Still, Castro’s comments brought attention to a subject that holds the potential to further complicate Biden’s campaign. While he leads in most polls, the former vice president has faced questions about gaffes, misstatements and his age, most recently after he told a moving war story in which many details were incorrect.

Although it was unclear whether Castro intended to broach that topic of Biden’s mental fitness, it was widely seen that way. Some top Democrats swiftly registered their disapproval.

“I just thought this was not cool,” Sen. Amy Klobuchar (Minn.) told CNN. “I thought that was so personal and so unnecessary.”

Former Chicago mayor Rahm Emanuel, who served as President Barack Obama’s first White House chief of staff, said it was a bad move. “It’s how he said it,” said Emanuel, who said he felt it came across as “mean” and “angry.”

Castro said after the debate that he was “fact-checking” Biden, pointing out that his insurance plan did leave some Americans without coverage and brushing off the criticism that he was too harsh.

“The vice president and I were having a disagreement about health-care policy,” Castro said. “If you think that any of us are going to go off in October of 2020 against President Trump, and that President Trump is going to be the nicest guy he can possibly be on that debate stage, he’s not.”

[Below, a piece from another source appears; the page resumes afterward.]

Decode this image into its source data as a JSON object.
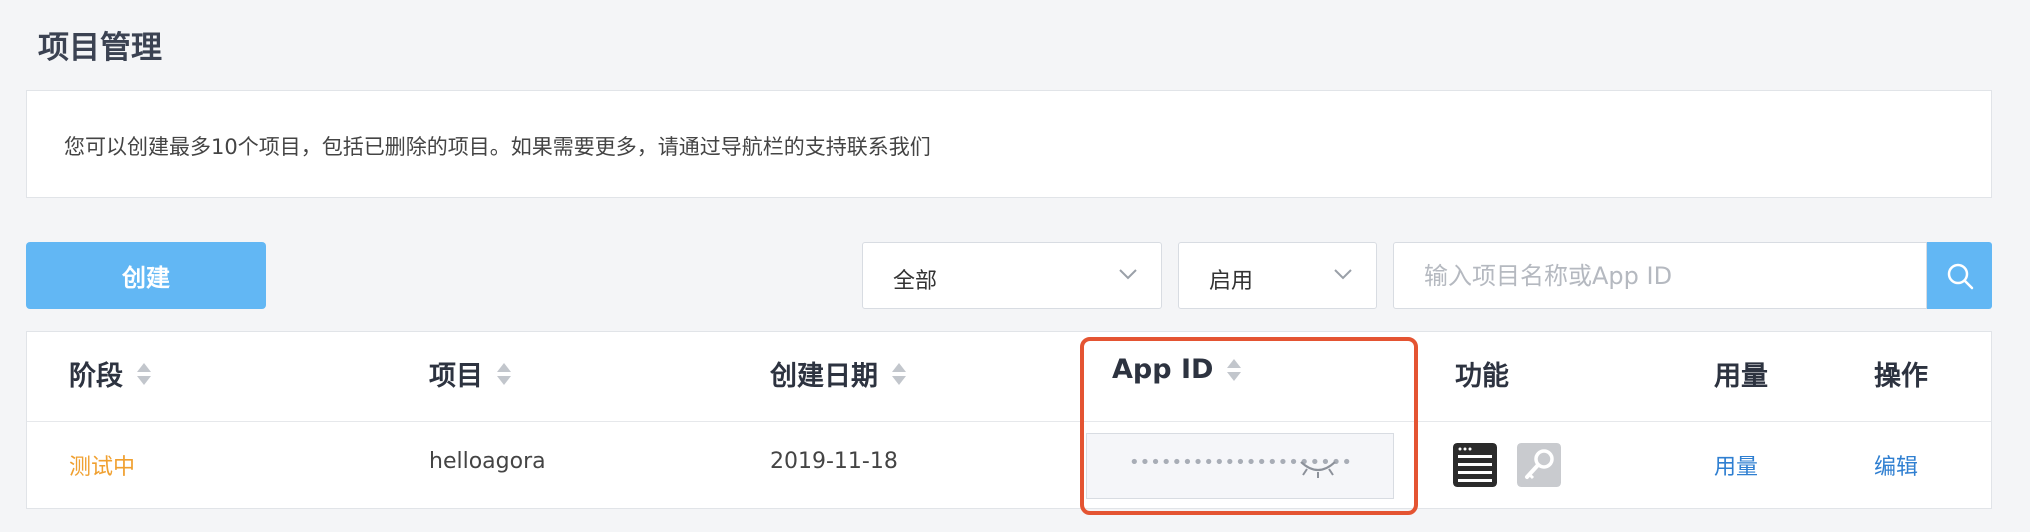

Another one of the candidates in the debate, Sen. Cory Booker (N.J.), told CNN that Castro had legitimate concerns. “I think that we are at a tough point right now because there’s a lot of people who are concerned about Joe Biden’s ability to carry the ball all the way across the end line without fumbling,” Booker said.

While brief, the clash amounted to one of the most memorable collisions of the first three debates, pitting two veterans of the Obama administration separated by three decades in age against each other in an argument over who was better equipped to build on the 44th president's legacy.

Castro, 44, the former Housing and Urban Development secretary under Obama, has been one of the most aggressive debaters in the field. He sparred with former Texas congressman Beto O’Rourke over immigration in June, and it was clear early in Thursday’s debate that he had his sights set on Biden.

Castro has been polling in the low single digits. Biden is the leader in almost all public surveys. Some Democrats felt Castro had gone too far.

“@JulianCastro is once again on the attack. But with this ‘your forgetting what you said two minutes ago’ attack on @JoeBiden, accusing him of betraying spirit of @BarackObama on health care, Castro is throwing long with great risk,” tweeted David Axelrod, a former Obama adviser.

Democratic strategist Mo Elleithee tweeted, “I think a lot of Democrats are going to react badly to Castro’s ‘are you forgetting’ line to Biden.”

In an interview with CNN, former Michigan governor Jennifer Granholm called Castro’s swipe at Biden a “low blow” and a “really bad move.”

David Weigel contributed to this report.